Slavery can be found in every country in the world, where it affects the most vulnerable people.

A few numbers from the International Labour Organisation (ILO) to get a clearer picture:

  • Almost 21 million people are victims of forced labour – 11.4 million women and girls and 9.5 million men and boys.
  • Almost 19 million victims are exploited by private individuals or enterprises and over 2 million by the state or rebel groups.
  • Of those exploited by individuals or enterprises, 4.5 million are victims of forced sexual exploitation.
  • Forced labour in the private economy generates US$ 150 billion in illegal profits per year.
  • Domestic work, agriculture, construction, manufacturing and entertainment are among the sectors most concerned.
  • Migrant workers and indigenous people are particularly vulnerable to forced labour.

 

Child Labour Dahka
Child Labour Dahka, Bangladesh Image @ zoriah.com

These numbers call for urgent action. International and national laws are becoming increasingly vigilant and holistic in the way modern slavery is tackled, from mobilising all the main actors such as states and businesses, to improving the way victims can be spotted and taken care of by the judiciary systems.

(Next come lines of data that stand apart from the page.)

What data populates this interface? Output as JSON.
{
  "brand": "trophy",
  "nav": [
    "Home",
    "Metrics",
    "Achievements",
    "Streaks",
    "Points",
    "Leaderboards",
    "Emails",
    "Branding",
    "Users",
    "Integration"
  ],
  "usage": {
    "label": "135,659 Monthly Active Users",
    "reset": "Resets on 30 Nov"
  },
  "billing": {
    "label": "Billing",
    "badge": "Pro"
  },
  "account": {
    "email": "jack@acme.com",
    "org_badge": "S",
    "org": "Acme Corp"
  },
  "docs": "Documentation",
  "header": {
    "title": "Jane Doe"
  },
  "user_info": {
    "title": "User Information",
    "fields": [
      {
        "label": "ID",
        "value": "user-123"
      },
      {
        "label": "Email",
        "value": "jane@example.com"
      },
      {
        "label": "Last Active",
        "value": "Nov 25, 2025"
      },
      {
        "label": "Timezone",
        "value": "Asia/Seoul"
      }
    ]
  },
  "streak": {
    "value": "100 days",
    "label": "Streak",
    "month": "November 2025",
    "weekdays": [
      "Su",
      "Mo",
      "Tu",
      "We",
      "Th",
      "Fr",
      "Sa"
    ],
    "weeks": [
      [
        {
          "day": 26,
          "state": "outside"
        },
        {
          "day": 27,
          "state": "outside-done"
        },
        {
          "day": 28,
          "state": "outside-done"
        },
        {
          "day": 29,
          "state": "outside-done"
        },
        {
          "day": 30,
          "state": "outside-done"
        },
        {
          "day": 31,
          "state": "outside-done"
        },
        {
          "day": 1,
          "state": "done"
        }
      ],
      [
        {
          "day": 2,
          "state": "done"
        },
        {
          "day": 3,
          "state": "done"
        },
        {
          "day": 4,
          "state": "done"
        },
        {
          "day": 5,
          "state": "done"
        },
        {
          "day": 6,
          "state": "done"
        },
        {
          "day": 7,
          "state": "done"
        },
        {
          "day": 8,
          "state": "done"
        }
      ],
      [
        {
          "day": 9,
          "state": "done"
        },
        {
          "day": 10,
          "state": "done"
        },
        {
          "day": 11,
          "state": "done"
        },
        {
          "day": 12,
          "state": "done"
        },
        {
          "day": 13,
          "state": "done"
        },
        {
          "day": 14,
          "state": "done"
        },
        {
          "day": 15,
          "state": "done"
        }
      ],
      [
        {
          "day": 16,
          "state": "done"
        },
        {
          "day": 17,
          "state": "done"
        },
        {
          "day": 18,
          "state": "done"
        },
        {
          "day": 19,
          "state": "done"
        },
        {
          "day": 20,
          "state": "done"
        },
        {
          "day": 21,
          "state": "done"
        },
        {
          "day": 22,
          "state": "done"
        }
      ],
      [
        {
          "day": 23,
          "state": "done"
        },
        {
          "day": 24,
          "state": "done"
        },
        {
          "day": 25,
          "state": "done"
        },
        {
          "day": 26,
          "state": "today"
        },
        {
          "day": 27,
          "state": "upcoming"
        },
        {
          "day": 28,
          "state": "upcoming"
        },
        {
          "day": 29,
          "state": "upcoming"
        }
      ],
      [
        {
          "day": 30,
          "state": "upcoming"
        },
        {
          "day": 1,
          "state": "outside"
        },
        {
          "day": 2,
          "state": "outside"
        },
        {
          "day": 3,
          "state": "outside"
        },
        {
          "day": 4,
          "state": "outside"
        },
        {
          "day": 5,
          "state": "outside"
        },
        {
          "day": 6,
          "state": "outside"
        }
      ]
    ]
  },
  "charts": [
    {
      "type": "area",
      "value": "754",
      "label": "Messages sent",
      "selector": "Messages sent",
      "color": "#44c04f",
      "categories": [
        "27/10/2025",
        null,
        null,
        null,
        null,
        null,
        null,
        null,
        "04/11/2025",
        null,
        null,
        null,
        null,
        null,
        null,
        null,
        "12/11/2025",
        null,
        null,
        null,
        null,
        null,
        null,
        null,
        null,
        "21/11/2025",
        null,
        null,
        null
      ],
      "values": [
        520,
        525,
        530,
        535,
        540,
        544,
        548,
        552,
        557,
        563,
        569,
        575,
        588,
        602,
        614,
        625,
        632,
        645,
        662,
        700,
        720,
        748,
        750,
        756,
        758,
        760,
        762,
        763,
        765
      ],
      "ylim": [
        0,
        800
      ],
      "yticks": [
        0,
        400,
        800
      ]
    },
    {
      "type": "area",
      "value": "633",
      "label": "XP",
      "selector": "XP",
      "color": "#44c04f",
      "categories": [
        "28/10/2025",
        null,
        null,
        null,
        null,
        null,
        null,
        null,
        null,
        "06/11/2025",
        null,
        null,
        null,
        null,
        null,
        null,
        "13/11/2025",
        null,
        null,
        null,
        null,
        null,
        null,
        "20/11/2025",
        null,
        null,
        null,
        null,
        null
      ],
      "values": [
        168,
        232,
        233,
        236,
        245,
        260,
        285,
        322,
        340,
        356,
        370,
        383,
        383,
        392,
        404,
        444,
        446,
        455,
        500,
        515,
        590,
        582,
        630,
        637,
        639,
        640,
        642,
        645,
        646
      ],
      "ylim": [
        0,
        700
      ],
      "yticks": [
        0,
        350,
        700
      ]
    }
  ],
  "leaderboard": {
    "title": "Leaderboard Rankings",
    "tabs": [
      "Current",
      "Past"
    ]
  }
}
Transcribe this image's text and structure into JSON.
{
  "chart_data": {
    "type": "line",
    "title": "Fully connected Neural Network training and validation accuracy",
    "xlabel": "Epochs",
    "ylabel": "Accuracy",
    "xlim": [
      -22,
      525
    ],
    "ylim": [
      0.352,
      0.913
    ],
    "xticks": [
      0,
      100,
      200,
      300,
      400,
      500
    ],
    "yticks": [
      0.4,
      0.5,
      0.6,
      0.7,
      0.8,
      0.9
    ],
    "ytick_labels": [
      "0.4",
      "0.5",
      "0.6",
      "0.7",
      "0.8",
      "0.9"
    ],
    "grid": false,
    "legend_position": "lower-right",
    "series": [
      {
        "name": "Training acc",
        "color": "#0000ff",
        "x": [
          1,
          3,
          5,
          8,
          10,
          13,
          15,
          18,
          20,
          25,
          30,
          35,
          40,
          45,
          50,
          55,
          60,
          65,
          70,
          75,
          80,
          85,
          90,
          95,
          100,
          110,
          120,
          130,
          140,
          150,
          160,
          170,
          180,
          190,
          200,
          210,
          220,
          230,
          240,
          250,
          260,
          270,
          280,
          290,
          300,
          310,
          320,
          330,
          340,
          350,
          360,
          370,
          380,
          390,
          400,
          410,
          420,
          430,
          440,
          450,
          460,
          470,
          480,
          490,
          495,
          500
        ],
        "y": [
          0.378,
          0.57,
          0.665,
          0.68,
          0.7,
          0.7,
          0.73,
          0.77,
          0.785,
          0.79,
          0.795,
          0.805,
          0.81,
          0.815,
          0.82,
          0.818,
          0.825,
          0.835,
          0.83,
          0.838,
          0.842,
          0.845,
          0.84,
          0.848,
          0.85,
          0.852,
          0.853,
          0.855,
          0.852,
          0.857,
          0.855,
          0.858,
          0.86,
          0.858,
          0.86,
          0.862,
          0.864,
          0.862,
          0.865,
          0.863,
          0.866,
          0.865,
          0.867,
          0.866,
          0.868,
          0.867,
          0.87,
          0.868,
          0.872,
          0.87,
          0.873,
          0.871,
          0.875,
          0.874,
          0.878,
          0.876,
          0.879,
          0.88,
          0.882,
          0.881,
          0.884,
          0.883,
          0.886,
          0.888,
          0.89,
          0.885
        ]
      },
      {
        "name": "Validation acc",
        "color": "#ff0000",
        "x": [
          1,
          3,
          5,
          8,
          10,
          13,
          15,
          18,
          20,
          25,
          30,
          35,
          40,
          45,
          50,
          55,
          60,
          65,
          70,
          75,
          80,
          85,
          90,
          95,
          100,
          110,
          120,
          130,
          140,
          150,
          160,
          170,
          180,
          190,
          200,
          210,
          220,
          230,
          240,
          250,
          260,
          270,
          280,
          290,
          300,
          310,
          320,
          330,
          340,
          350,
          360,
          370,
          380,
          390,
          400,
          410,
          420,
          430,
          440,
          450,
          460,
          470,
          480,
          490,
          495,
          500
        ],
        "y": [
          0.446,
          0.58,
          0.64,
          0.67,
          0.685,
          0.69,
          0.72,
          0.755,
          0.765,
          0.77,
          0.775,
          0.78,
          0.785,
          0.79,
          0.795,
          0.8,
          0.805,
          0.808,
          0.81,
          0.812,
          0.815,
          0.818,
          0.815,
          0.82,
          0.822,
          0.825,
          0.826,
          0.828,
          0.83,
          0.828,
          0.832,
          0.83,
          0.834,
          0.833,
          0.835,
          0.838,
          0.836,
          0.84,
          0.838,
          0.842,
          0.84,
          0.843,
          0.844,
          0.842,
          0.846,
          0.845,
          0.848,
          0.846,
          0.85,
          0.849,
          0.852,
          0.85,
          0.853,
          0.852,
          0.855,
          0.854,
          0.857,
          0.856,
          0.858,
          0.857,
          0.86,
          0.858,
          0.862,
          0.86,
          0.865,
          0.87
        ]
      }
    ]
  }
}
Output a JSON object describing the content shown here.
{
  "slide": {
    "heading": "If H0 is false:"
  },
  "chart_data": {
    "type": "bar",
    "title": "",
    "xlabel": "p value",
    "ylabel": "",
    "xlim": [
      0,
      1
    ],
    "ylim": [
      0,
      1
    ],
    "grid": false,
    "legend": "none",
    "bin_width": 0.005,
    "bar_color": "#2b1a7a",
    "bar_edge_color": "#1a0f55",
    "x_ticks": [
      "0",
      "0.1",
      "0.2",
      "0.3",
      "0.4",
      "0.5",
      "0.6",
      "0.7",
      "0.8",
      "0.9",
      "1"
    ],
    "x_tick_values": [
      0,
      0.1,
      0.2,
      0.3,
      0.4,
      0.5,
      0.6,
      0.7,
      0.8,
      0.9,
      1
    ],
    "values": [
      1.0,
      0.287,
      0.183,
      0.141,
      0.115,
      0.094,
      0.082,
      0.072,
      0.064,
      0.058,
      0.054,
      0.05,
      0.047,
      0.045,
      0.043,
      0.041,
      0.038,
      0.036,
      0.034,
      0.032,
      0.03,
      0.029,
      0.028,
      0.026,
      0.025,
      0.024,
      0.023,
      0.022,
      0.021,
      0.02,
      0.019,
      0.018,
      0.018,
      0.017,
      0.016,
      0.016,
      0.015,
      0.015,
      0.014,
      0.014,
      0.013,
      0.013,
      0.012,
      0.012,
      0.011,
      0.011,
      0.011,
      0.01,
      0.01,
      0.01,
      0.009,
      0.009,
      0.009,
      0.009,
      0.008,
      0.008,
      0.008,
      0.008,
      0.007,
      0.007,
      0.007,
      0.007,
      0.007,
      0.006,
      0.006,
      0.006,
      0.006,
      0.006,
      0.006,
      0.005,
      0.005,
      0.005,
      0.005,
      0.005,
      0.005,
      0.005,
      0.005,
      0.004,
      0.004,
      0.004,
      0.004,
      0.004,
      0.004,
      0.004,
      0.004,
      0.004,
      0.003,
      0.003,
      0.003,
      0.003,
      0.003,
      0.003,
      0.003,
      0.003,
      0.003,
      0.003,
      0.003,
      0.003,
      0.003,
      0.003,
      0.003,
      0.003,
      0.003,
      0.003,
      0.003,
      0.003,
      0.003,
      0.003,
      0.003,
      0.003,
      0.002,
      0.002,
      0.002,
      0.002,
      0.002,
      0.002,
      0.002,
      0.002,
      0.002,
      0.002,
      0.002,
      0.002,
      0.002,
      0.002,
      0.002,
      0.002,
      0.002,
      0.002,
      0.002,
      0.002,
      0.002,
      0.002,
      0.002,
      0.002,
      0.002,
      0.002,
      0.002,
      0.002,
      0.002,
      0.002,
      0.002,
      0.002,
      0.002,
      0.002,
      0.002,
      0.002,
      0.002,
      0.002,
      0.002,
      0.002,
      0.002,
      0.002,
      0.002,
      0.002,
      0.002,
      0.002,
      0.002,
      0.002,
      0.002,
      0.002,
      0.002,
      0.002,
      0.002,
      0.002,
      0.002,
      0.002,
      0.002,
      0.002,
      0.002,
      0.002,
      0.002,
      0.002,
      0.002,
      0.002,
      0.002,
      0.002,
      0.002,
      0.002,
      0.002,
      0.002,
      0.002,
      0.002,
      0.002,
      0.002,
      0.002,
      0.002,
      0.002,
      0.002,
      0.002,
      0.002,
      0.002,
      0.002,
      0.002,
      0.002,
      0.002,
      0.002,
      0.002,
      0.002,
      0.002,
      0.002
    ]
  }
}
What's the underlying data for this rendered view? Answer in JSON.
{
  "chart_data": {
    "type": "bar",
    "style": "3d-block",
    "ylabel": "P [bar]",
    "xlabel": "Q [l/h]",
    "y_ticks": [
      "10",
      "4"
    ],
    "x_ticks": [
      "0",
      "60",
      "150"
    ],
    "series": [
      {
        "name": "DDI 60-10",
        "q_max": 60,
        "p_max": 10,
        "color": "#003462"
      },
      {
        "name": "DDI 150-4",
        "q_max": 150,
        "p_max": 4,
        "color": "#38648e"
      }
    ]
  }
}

What these numbers call for is also everyone’s vigilance. The numbers are huge, and the scourge of modern slavery doesn’t spare any country or any sector. It is happening close to us, yet we don’t see it. These numbers call for opening our eyes to potential abuses cases, for understanding how what we consume is made, for acting with and inspiring human dignity in every aspect of our lives, at work or at home, and for supporting the most vulnerable.

This is why businesses can be so key in eliminating modern slavery. They can reach globally through their supply chain, inspire and set a level-playing field for best practices and mobilise their workforce and network against slavery.

From states to multinationals, from suppliers to employees, modern slavery is everyone’s business.